The ’64 Road Trip

Words by Sloane Citron

Photos by Scott R. Kline

Summertime is when all sensible parents take long car trips with their children. At least they should. Yes, there is fighting and screaming and boredom, but it is absolutely worth it. The best trips I ever took with my own kids were car trips, the sort of journey that is underrated in this day of easy airline travel. You remember car trips. They stick with you because you are locked into a tight space with your family—for better or worse—for extended periods of time. My kids made me crazy when we were driving our white Suburban throughout America. The four of them, stuck for hours within inches of each other, would find anything and everything to fight about. But my kids will remember these trips for the rest of their lives.

In 1964, when I was a small child, we drove our sparkling white, aptly-named Chrysler New Yorker station wagon from Amarillo, Texas, to the New York World’s Fair. Spiffy for its time, the car had three rows of seats, with the back one facing outward. My parents sat up front and in the back were my brother Danny, five years my senior, and my sister Shelley, a couple of years older than Danny. As well, since my sister was a reluctant participant in this venture, our father allowed her to bring her best friend, Malee Miller. Olive skin, very pretty, 15 years old. And that was just fine with Danny and me.

We all wanted to sit in the far back since, horribly, our parents smoked in the closed car with the air conditioning going. Hard to imagine today, but what did we know?

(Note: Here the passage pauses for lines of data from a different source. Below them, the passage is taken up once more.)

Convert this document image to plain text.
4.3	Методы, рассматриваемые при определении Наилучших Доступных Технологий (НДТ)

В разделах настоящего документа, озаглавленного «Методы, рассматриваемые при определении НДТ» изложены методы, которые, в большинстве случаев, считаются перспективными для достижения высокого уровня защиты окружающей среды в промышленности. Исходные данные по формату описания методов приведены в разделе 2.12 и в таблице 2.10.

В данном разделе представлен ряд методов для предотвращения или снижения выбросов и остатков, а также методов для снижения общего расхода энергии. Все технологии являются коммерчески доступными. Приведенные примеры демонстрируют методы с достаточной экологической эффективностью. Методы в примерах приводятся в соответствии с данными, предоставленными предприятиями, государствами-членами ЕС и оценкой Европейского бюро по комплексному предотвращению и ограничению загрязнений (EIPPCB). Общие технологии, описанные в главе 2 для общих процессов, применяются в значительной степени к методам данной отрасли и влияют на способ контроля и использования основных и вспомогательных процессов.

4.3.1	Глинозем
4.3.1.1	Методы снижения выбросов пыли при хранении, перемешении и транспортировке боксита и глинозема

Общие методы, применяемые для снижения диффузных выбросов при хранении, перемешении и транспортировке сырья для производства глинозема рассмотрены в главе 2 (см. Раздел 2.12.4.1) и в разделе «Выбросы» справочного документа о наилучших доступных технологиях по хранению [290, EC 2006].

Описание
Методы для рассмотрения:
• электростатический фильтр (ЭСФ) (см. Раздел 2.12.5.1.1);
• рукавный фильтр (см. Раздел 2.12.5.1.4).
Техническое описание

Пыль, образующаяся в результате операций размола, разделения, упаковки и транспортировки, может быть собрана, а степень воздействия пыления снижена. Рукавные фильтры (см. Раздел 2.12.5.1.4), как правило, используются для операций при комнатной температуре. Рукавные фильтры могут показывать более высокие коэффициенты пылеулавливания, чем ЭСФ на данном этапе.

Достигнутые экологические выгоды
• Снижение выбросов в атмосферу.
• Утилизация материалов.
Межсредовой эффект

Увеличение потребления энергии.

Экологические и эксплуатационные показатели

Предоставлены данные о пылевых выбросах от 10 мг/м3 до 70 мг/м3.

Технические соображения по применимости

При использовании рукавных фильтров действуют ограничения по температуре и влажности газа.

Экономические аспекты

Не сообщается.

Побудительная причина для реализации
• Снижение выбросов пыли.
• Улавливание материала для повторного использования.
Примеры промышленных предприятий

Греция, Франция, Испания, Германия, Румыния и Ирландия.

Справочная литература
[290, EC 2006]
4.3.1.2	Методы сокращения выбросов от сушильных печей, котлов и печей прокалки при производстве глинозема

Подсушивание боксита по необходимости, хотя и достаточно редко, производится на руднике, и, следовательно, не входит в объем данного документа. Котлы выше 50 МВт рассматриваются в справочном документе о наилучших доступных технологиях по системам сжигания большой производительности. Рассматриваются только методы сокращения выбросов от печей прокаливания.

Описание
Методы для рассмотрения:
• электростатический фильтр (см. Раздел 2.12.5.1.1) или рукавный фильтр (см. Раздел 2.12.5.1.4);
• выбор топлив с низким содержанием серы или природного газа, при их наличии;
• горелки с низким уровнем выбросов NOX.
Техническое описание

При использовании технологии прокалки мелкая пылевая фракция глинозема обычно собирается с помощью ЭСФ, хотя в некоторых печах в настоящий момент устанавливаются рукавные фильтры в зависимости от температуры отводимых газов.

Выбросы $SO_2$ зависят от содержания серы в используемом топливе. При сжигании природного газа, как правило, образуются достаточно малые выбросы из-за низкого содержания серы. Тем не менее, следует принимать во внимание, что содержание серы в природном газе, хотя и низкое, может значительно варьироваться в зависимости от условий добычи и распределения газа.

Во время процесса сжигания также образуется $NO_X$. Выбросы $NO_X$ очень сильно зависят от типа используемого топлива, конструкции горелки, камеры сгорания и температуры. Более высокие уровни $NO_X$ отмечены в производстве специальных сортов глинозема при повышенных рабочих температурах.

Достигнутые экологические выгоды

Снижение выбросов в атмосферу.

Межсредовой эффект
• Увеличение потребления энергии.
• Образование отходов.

We just suffered through it and pleaded with them to open the windows now and then. I loved sitting in that third row in my private space, although I hated making eye contact with the drivers behind us. One day I found a box of large cotton pads and pulled one out and rubbed it all over my face. When Shelley saw me, she burst out laughing and soon the whole car was laughing uncontrollably. It was only years later that I found out that I had been rubbing a Kotex pad all over myself.

Nothing much about our drive was planned, so when our dad was tired of driving, he would pull over at the first decent-looking motel. About half the time, we would get lucky and there would be an orange-roofed Howard Johnson’s, my favorite. The restaurants had good hamburgers and great ice cream. Near the front registers were machines with prizes in circular plastic containers. I would beg for a couple of dimes and quarters to see what I could win.

Danny and I were excited when we pulled into the Mickey Mantle Motel in Joplin, Missouri, but were let down when the only tie to the great hitter were some rather bland paraphernalia in the lobby. So much for hype. They did have a nice pool and as boys there was distraction enough watching Malee walk about in her two-piece swimsuit.

I remember exactly two things about being in New York. First, we went to see the Rockettes at Radio City Music Hall, which was the first live show I had seen and was quite a dazzling event. Next, the World’s Fair was generally a let-down, but they did have some cool machines. In one, you inserted a penny and a quarter, and it smashed the penny around until it had an imprint of the World’s Fair logo on it. The other machine took a square of colored plastic and right before your eyes turned it into a toy dinosaur. I still remember the smell of melting plastic as it was transformed.

Driving back home was not as fun as starting out, since the excitement of heading to a destination is always the better half of a trip. Our dad, an impatient man, had driven us to New York in a leisurely way, but coming home he was all business. I wanted that trip to last forever. It was perfect having my mom and dad together along with my much-loved sister and brother. And traveling with the exquisite Malee Miller was something that I would remember with sweet nostalgia for the rest of my life. Certainly much more than all those educational exhibits at the World’s Fair.